Britain's most senior police officer has said he has got to the truth about collusion between security forces and loyalist paramilitaries in Northern Ireland.
Sir John Stevens says he has got to the truth about collusion
Speaking at an international conference in Belfast on Thursday, Sir John Stevens said 28 of his officers were still involved in the inquiry.
It is now focusing on the army agent codenamed Stakeknife.
"We are bringing to a close some of the investigations in relation to Nelson, (the army informer Brian Nelson), the handlers and other issues," he said.
"However, the main part of the investigation at the moment, as the prime minister announced in the Houses of Parliament, relates to the allegations against the agent Stakeknife."
WHAT IS COLLUSION?
Wilful failure to keep records
Absence of accountability
Withholding intelligence and evidence
Agents involved in murder
Asked if he found that the RUC had been corrupt, Sir John said that corruption was part of any major organisation, whether it be the RUC or the Metropolitan Police.
"Corruption is always there, you have to have systems to ensure you can fight that corruption to identify and eradicate it.
He added: "I would not say it (the RUC) was corrupt any more than some other organisations were corrupt.
"At the end of the day, they were doing, at that time, a very difficult job".
In April, it emerged that up to 20 Army and police personnel could face criminal charges in the wake of the Stevens Three report which alleged that rogue elements colluded with loyalist killers.
Sir John found members of the RUC and Army colluded with the largest loyalist paramilitary group, the Ulster Defence Association (UDA), to murder Catholics.
Informants and agents "were allowed to operate without effective control and to participate in terrorist crimes", the Metropolitan Police Commissioner said.
The Director of Public Prosecutions has been considering whether criminal charges should be brought.
The report also found military intelligence in Northern Ireland helped to prolong the Troubles in the late 1980s.
Its key findings were:
Actions or omissions by security forces led to deaths of innocent people
Murders of solicitor Pat Finucane and student Adam Lambert could have been prevented.
Collusion in both murders of Pat Finucane and Adam Lambert
Government minister was compromised in House of Commons
Three official inquiries wilfully obstructed and misled
The report, which centres on the murder of Catholic solicitor Pat Finucane in 1989 and Protestant student Adam Lambert in 1987, was delivered to Northern Ireland Chief Constable Hugh Orde on Thursday 17 April.
After receiving the April 2003 report, the chief constable said Sir John in his 21 recommendations had stressed the importance of the criminal investigation.
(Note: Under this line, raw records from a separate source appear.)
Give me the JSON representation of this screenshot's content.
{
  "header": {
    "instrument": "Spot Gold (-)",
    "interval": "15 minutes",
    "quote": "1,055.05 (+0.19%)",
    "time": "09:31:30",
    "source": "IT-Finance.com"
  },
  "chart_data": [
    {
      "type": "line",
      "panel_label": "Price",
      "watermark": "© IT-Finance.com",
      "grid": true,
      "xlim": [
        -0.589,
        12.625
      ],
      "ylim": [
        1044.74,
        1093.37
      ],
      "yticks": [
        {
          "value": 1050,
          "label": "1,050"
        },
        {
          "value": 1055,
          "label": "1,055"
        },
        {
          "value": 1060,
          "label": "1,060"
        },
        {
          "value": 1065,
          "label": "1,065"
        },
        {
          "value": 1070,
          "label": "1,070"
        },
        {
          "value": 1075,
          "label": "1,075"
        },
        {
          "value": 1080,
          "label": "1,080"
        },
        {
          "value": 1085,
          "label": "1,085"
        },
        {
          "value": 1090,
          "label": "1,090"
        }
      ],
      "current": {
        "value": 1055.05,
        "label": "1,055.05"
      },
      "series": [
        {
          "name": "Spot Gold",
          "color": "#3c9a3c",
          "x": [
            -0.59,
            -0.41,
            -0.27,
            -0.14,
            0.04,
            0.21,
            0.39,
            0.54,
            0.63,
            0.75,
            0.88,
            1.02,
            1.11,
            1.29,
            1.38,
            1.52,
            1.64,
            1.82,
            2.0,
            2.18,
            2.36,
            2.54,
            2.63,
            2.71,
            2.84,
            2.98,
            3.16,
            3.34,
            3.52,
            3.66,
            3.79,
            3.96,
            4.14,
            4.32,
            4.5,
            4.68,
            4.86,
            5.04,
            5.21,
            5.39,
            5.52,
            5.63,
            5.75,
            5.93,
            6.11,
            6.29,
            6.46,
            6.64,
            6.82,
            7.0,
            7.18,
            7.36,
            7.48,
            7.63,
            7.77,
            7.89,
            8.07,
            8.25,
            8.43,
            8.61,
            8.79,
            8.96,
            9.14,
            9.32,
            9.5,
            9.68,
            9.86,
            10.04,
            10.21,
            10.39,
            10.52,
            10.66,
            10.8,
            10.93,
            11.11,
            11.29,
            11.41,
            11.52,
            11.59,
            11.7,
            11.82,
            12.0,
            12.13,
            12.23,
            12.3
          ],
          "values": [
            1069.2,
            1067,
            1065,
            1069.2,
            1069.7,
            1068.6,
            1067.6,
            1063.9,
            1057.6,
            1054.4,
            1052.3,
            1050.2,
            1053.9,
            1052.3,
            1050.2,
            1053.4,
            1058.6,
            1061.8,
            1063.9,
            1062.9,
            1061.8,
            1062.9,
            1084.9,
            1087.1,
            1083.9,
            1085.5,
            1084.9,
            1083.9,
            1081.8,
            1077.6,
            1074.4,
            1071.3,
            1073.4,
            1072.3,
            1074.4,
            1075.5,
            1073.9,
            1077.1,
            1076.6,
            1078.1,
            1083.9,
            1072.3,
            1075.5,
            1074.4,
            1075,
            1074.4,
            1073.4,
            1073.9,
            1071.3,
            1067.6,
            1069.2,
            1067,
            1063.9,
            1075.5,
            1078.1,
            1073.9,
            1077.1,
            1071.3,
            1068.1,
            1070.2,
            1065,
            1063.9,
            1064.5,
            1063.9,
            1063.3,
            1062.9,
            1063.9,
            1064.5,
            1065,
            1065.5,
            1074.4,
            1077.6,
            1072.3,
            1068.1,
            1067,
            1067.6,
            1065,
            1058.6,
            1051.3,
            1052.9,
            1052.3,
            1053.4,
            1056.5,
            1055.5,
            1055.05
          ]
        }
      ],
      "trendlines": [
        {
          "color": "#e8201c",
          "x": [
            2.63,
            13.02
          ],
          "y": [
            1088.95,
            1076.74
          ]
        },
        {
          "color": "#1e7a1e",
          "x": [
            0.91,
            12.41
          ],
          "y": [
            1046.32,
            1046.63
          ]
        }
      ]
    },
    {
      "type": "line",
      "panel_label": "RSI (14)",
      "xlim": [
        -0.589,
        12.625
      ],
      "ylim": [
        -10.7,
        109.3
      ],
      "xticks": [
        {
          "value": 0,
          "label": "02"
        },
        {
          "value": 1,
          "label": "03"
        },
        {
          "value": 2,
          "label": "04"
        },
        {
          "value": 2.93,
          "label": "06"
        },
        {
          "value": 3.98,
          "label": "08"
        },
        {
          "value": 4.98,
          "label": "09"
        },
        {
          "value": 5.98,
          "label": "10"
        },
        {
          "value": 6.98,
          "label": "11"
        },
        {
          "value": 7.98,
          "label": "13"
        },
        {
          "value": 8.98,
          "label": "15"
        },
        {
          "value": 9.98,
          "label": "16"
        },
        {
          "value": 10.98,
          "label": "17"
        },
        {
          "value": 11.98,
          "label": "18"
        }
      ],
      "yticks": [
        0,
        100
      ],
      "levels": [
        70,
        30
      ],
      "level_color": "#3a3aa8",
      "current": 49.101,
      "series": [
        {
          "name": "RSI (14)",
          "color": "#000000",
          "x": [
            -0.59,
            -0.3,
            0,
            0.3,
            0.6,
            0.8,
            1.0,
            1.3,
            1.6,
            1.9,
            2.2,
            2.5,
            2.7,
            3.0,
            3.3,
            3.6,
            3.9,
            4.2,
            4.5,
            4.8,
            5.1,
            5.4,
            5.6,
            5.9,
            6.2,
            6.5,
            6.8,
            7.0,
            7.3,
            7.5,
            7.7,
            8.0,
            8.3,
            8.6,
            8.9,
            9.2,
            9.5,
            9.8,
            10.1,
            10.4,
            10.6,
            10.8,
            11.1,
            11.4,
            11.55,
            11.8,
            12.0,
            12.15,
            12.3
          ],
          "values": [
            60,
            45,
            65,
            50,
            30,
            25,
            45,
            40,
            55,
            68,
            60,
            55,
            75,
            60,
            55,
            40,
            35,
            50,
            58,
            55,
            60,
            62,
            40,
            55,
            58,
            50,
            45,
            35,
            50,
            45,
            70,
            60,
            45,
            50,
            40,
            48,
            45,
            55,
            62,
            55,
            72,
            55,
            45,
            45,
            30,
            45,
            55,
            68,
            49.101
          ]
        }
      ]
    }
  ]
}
"He confirmed that he had today sent a large file to the Director of Public Prosecutions to decide what to do in terms of criminal charges and whether prosecutions should be brought," said Mr Orde.
He said many of the police officers questioned in the Stevens investigation had since retired.
Mr Orde said he was determined that there would be no collusion under his command.
The Finucane family has always believed the security forces were involved in his murder and have dismissed the report.
His widow, Geraldine, said a full judicial inquiry was the only way to deal with the issue.
Mr Finucane, a high-profile Catholic solicitor, was shot dead by the UDA in front of his family at his north Belfast home.